Recently in the process of doing a summary of the project to generate a lot of small problems encountered from the Internet access to many other people to solve different problems, their own jupyter notebook on the side of the open to engage in some small experiments, here is a summary of some of the problems encountered.
A big reason why Tensorflow doesn't work so well is that tensors aren't as intuitive as arrays or lists, and you can only see the Tensor(...) prompt if you print it directly. For example, in the following problem, we want to change a value at a specific position in a tensor, which is a bit tricky to do. Like arrays, tensors can be read in segments, for example, tensor[1:10], tensor[:3], this kind of operation is supported, but tensors can't modify values directly.

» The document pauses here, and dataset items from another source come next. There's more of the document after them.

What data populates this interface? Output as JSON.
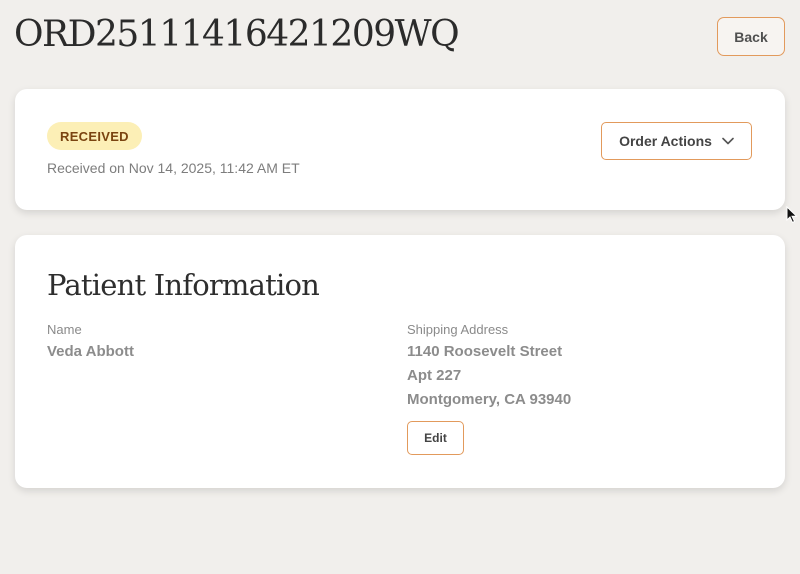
{
  "header": {
    "order_id": "ORD25111416421209WQ",
    "back_label": "Back"
  },
  "status": {
    "badge": "RECEIVED",
    "received_text": "Received on Nov 14, 2025, 11:42 AM ET",
    "order_actions_label": "Order Actions",
    "badge_bg_color": "#fcefb6",
    "badge_text_color": "#7a4410",
    "accent_border_color": "#e29a5c"
  },
  "patient": {
    "section_title": "Patient Information",
    "name_label": "Name",
    "name_value": "Veda Abbott",
    "address_label": "Shipping Address",
    "address_line1": "1140 Roosevelt Street",
    "address_line2": "Apt 227",
    "address_line3": "Montgomery, CA 93940",
    "edit_label": "Edit"
  },
  "icons": {
    "dropdown": "chevron-down-icon",
    "pointer": "mouse-cursor-icon"
  }
}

For example, in the case of an array, a single assignment statement can change the value of an element, but if you use the same method with a tensor, you'll get an error:
import tensorflow as tf tensor_1 = ([x for x in range(1,10)]) # tensor_1 is a tensor with values from 1 to 9, would like to change the fifth value in the middle to 0 tensor_1[4] = 0
This is when an error is reported with the error type:
TypeError: 'Tensor' object does not support item assignment
So the tensor can be read in segments, but not modified directly, kind of like a "read-only" mode. How to solve it? I summarized a method from other blogs, and then thought of another one myself:
# Method 1: Utilize the concat function tensor_1 = ([x for x in range(1,10)]) # Split the original tensor into 3 parts, the part before modifying the position, the part to be modified and the part after modifying the position i = 4 part1 = tensor_1[:i] part2 = tensor_1[i+1:] val = ([0]) new_tensor = ([part1,val,part2], axis=0)
At this point, go back to print, and you can see that the fifth number has become 0.
# Method 2: Use one_hot to add and subtract operations tensor_1 = ([x for x in range(1,10)]) i = 4 # Generate a one_hot tensor with the same length as tensor_1 and modified position 1 shape = tensor_1.get_shape().as_list() one_hot = tf.one_hot(i,shape[0],dtype=tf.int32) # Do a subtraction operation that changes one_hot to one by subtracting the value of the original tensor at that position. new_tensor = tensor_1 - tensor_1[i] * one_hot
Of course, tensor has a function for assign, but he can't target the relative position with each update, but rather it amounts to a reassignment of the whole variable, which doesn't seem to work too well with this self-contained function in certain specific situations.
Above this Tensorflow implementation of the method to modify the value of a specific element of the tensor is all that I have shared with you, I hope to give you a reference, and I hope that you will support me more.